Nel 1860 fu collocato vicino alla Casina Valadier, la "mira" dell'Osservatorio astronomico del Collegio Romano ossia lo strumento per la determinazione del meridiano di Roma, su richiesta del suo direttore, l'astronomo gesuita Angelo Secchi. In origine, era solamente una tavoletta di legno a scacchi poi riedificata in marmo ed incassata su una colonna con un foro che permetteva di illuminarla di notte. Alla morte del Secchi, nel 1878 il suo busto venne piazzato sulla colonna della "mira" e circondato da un piccolo giardino).

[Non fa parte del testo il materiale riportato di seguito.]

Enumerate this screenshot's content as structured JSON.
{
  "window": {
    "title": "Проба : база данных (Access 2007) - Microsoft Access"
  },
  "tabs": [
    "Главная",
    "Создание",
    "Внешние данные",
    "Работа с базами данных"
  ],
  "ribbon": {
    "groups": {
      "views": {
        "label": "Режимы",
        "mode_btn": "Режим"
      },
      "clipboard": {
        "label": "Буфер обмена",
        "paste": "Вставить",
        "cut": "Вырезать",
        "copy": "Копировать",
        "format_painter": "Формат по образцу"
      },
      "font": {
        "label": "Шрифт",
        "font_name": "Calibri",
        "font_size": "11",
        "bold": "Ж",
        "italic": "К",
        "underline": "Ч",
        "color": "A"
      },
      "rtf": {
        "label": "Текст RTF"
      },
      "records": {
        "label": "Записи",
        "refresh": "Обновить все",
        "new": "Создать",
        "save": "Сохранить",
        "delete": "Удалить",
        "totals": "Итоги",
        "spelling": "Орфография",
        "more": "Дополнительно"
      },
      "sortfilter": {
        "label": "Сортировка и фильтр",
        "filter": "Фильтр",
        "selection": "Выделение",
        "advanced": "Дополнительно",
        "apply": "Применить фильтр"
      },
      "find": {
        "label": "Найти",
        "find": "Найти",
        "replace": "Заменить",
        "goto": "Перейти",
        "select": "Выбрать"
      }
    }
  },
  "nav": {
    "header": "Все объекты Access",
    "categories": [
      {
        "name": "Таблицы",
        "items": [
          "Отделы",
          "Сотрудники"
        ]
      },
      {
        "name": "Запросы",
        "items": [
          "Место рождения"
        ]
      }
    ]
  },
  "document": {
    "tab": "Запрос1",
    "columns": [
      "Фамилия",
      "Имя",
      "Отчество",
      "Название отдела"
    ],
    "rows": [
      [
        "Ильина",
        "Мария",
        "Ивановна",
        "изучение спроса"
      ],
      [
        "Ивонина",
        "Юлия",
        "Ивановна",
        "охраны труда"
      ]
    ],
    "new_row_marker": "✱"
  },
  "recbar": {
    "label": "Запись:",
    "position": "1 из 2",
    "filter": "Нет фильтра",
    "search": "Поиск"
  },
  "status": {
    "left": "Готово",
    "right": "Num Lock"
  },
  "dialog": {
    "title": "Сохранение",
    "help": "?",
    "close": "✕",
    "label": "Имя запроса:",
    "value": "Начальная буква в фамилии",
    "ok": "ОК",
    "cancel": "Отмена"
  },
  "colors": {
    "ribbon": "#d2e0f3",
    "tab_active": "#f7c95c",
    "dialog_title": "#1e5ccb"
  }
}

Ma vi sono anche altri importanti monumenti, ricordo solo il monumento ai liberi Comuni dell'Italia e della battaglia di Legnano, realizzato nel 1911 per il cinquantesimo anniversario della proclamazione di Roma come capitale e dovrebbe raffigurare, secondo l'iconografia, Alberto da Giussano. Ma anche il monumento ai fratelli Cairoli del 1883 posto in fondo al Viale del Pincio, al centro di un piccolo slargo. Ancora la Colonna commemorativa a Galileo Galilei che fu posta sul viale di Trinità dei Monti nel 1887, e la Fontana del Mosè, di forma circolare, posta in un'esedra arborea inaugurata nel 1868, all'interno della quale vi è la statua di Mosè bambino abbandonato nelle acque del Nilo. Non ultimo ma ultimo per la mia descrizione sommaria, il monumento a Raffaello Sanzio, raffigurato in abiti da "trovatore" realizzato nel 1838 e posto in un'esedra immersa nel verde poco lontano dal belvedere.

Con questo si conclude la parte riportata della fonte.